Şimdi resmen bir hafta on gün evvel yaptığı açıklamalarla hakem camiasını darmadağın etti. Yine diyor ki "Ben ortaya konuştum. Yani bizi kayırmasınlar. Herkese eşit davransınlar" diye.
O mesajın nereye gittiğini biliyor çünkü. Mesaj yerine gitti. Şimdi zevahiri kurtaracak. "Aman efendim ben sonra açıklama yaptım da". Olan olmuş bir kere.

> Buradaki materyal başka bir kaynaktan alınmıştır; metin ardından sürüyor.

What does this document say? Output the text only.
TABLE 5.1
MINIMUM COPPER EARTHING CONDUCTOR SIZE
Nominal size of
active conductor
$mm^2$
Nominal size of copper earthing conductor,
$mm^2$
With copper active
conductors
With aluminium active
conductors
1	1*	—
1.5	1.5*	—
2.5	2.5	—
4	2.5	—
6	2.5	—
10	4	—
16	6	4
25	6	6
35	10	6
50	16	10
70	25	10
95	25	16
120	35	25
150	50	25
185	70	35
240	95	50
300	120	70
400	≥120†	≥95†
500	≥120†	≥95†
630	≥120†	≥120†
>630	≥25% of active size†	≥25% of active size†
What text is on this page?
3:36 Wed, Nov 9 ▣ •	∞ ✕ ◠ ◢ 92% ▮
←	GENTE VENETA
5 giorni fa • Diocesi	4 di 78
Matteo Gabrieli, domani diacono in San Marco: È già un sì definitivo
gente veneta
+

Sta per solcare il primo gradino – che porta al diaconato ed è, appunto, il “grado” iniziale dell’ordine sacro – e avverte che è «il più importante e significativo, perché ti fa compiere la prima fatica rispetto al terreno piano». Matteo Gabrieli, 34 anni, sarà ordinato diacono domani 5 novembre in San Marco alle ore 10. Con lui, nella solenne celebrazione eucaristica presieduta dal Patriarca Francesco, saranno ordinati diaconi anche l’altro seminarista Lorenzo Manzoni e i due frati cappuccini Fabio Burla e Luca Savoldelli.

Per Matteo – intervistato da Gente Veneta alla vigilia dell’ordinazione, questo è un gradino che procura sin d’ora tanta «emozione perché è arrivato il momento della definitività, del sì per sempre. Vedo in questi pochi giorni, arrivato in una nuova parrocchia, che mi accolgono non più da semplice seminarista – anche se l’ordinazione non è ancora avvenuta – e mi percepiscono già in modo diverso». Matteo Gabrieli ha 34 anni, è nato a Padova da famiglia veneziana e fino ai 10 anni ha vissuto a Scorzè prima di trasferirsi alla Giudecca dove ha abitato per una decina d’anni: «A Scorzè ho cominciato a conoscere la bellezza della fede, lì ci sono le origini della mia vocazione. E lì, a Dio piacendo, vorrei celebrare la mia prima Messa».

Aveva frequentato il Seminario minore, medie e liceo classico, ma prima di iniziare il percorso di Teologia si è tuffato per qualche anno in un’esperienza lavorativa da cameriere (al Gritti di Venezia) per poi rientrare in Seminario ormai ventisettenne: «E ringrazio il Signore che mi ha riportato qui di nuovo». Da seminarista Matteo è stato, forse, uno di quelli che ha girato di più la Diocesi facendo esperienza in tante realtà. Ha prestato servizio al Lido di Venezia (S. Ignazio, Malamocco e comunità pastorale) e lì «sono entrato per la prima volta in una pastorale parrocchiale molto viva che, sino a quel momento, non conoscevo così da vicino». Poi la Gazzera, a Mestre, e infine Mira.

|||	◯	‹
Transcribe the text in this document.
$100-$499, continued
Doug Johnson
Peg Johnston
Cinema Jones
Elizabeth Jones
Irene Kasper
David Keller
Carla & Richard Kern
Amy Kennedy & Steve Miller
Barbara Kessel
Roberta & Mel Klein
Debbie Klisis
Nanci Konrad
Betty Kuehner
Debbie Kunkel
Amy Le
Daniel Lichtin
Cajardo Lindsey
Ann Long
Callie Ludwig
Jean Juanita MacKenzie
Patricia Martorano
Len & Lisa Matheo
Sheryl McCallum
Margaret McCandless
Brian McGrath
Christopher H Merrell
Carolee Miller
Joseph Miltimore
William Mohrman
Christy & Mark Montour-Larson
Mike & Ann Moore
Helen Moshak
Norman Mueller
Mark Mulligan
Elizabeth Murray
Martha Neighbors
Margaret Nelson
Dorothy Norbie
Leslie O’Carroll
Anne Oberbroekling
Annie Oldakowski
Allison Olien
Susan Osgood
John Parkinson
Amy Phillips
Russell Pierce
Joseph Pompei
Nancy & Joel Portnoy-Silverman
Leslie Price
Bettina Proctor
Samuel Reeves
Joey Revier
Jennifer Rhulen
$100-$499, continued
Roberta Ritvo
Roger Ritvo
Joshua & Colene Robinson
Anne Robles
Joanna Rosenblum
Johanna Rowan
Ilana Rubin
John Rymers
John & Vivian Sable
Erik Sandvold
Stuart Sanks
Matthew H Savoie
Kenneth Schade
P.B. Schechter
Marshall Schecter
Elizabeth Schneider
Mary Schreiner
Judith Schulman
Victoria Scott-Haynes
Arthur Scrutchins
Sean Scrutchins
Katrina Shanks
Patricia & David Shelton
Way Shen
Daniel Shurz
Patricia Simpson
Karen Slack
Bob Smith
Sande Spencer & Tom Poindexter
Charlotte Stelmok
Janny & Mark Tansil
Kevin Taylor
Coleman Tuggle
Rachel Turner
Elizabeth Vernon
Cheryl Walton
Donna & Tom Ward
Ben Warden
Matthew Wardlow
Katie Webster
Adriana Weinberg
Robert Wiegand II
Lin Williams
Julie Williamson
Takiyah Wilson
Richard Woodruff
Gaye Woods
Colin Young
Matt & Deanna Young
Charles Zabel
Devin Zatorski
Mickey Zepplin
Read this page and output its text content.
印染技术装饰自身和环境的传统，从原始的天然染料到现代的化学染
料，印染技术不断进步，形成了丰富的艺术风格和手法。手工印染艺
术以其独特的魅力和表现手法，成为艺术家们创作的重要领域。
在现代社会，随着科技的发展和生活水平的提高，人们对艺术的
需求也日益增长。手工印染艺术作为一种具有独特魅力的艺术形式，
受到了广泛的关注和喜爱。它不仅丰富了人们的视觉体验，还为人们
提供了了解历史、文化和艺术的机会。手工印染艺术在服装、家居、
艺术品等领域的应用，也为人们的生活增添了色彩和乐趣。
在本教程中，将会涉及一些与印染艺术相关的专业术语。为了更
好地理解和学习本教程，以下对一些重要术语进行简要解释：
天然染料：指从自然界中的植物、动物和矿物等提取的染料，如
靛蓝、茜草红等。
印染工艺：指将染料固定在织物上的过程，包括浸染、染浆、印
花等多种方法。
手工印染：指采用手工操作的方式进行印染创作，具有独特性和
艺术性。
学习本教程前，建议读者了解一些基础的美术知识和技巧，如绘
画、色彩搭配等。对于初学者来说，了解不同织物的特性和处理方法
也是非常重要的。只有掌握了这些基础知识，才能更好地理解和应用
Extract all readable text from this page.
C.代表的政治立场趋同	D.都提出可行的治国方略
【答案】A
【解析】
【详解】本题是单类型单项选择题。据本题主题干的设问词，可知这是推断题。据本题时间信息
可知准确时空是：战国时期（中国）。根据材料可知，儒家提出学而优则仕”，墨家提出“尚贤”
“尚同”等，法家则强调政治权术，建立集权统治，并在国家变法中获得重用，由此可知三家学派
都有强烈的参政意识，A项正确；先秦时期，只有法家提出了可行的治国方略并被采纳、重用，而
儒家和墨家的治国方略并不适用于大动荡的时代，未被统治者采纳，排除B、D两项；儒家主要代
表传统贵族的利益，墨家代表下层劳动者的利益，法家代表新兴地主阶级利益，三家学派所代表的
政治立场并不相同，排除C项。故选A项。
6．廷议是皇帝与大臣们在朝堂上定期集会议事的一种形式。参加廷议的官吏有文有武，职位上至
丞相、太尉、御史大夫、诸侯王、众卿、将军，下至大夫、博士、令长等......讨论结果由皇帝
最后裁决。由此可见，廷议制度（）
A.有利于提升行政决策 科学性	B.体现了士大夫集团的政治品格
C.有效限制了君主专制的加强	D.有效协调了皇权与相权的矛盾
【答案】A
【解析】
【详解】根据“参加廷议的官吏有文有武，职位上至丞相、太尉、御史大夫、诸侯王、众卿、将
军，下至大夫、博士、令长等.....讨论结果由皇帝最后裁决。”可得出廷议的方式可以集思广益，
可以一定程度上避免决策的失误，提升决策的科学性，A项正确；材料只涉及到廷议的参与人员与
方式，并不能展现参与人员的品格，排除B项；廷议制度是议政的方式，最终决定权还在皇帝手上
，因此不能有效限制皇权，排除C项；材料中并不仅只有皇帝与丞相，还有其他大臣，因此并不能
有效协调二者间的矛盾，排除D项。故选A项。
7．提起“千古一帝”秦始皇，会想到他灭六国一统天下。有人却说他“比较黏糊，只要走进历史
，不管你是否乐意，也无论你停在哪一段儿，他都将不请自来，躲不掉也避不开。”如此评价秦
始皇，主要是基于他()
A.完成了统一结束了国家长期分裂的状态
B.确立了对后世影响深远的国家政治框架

HUKUKTAN HİÇ HABERLERİ YOK
- G.Saray- F.Bahçe arasındaki 17 yaş altı maçındaki olaylarla ilgili gözaltına alınan 5 kişi serbest kaldı!
Türkiye'deki adalet sistemi böyle. Yani, yanlış yasalarda. Mevcut yasalarla savcıların o çocuklara saldıranları içeride tutmaları, mahkemelerin onları tutuklu yargılamaları çok zor. Onun için yeni"Futbolda Şiddet Yasası" nın çıkarılması isteniyor ki bu tür olayların failleri... Ama yasa çıkmadan gazetelerde "Vay efendim, öyle yaparsak, böyle yaparsak. Üç bin kişi hakeme küfrederse ben arada oturuyorsam, benim küfür etmediğimi nasıl kanıtlayacakmışım." Şunu hiç düşünmüyorlar ki hakeme toplu küfür edenler üç seneye kadar hapis cezasına çarptırılırsa bu üç bin kişi küfür etmez artık. Amaç da o üç bin kişiyi cezalandırmak değil.
Bunlar ceza hukukun temel prensibinden haberdar değil benim gazeteci arkadaşlarım. Ceza hukukunun temel prensibi cezalandırmak değildir, önlemektir.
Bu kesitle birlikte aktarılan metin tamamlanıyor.